Though I've heard some late-'70s cassettes that have blown my mind, I do believe that there were only three instrumental Ethiopian albums (that is, vinyl-only records) recorded and released during what Falcetto has termed "The Golden Seventies." Two are by the ubiquitous Mulatu Astatke, and saw release on the Amha label. The third is the record that contains the funky jewel heard here, credited to Hailu Mergia and The Band Wallias but owing much to Astatke (featured, naturally, on the vibraphone, which he introduced to Ethiopia). It saw release on Ali Abdella Kaifa's self-named label.

Mahmoud Ahmed

Mahmoud Ahmed is the giant of Ethiopia's '70s scene, and tours the world to this day. But, with respect to the man, this song owes more to its arranger and pianist, Girme Beyene. Though "Yasdestal" features the Venus Band, Beyene is best known for his tenure with The Band Wallias (see above), which continued after the band left Ethiopia and toured the U.S. in the early '80s. This song is arguably his lost funk masterpiece, which says quite a lot considering the quality of musicians he produced during his time in Ethiopia -- including the awesome Alehmayehu Eshete.

Bezunesh Bekele

Big-band funk, recorded well by the engineers at Phillips, by the best known of Ethiopia's '70s divas. Don't confuse her with the Ethiopian long-distance runner, born in 1983. This song also features arranger Sahle Degago and the ubiquitous Body Guard Band.

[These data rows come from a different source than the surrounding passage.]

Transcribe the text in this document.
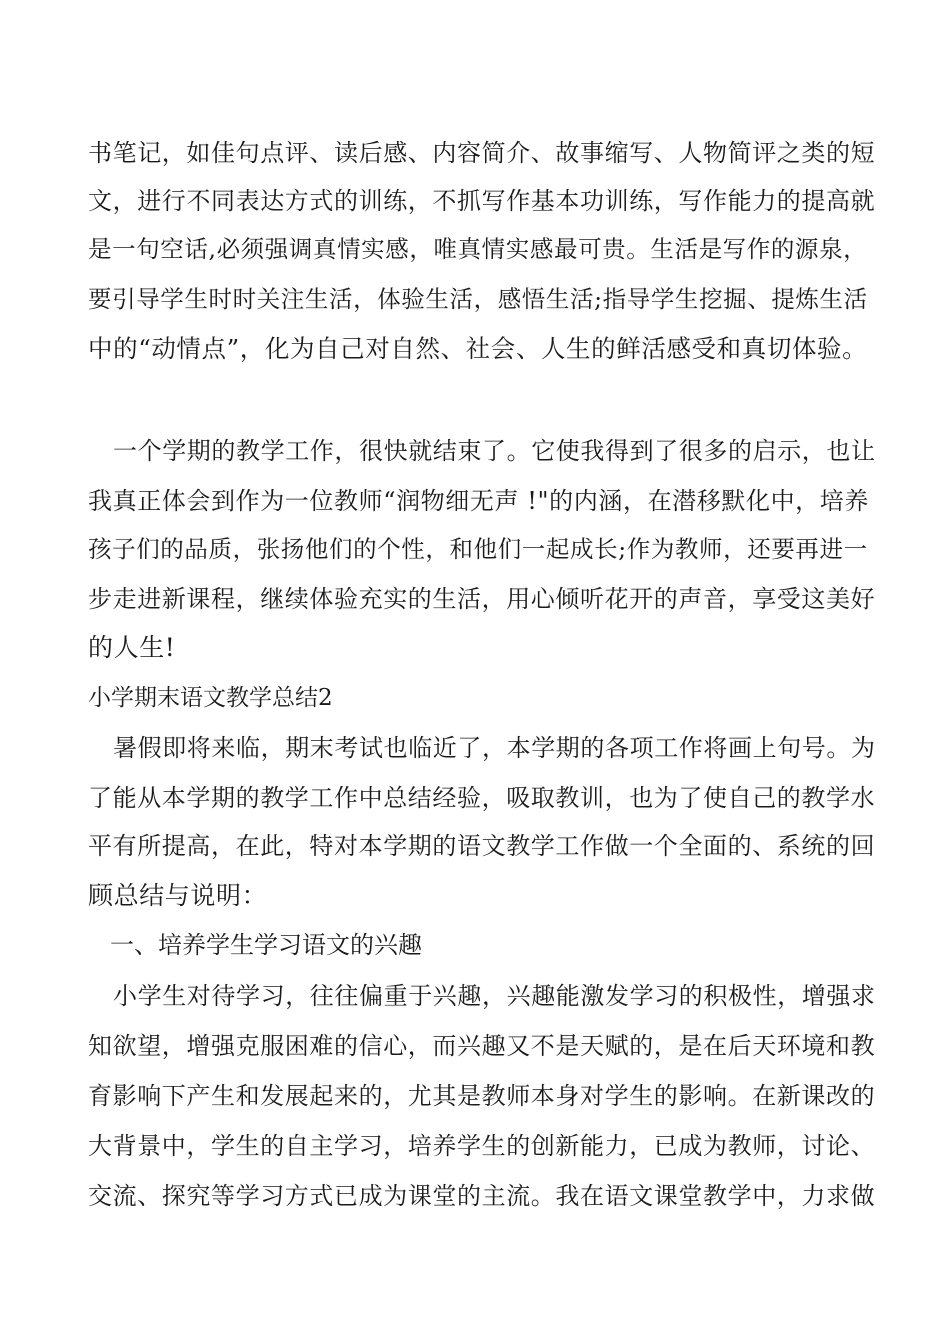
书笔记，如佳句点评、读后感、内容简介、故事缩写、人物简评之类的短
文，进行不同表达方式的训练，不抓写作基本功训练，写作能力的提高就
是一句空话,必须强调真情实感，唯真情实感最可贵。生活是写作的源泉，
要引导学生时时关注生活，体验生活，感悟生活;指导学生挖掘、提炼生活
中的“动情点”，化为自己对自然、社会、人生的鲜活感受和真切体验。
一个学期的教学工作，很快就结束了。它使我得到了很多的启示，也让
我真正体会到作为一位教师“润物细无声 !"的内涵，在潜移默化中，培养
孩子们的品质，张扬他们的个性，和他们一起成长;作为教师，还要再进一
步走进新课程，继续体验充实的生活，用心倾听花开的声音，享受这美好
的人生!
小学期末语文教学总结2
暑假即将来临，期末考试也临近了，本学期的各项工作将画上句号。为
了能从本学期的教学工作中总结经验，吸取教训，也为了使自己的教学水
平有所提高，在此，特对本学期的语文教学工作做一个全面的、系统的回
顾总结与说明：
一、培养学生学习语文的兴趣
小学生对待学习，往往偏重于兴趣，兴趣能激发学习的积极性，增强求
知欲望，增强克服困难的信心，而兴趣又不是天赋的，是在后天环境和教
育影响下产生和发展起来的，尤其是教师本身对学生的影响。在新课改的
大背景中，学生的自主学习，培养学生的创新能力，已成为教师，讨论、
交流、探究等学习方式已成为课堂的主流。我在语文课堂教学中，力求做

Tewelde Reda and Zerai Deres Band

Eritrean guitar player, arranger and singer Tewelde Reda is best known as the man responsible for discovering Tsehaytu Beraki, whom I like to think of as Eritrea's answer to Aretha Franklin. His recorded output is scarce but significant, as this slice of up-tempo, swinging soul attests.

Bezunesh Bekele

While some might call this tune dissonant, I prefer to view it as beautifully modal, a perfect example of the Ethiopian qenet system tempered by the tuning of the musicians' Western instruments. "The one," which most fans of funk music so readily anticipate in a rolling groove, never sounds exactly like you’d expect it to. And that's just fine.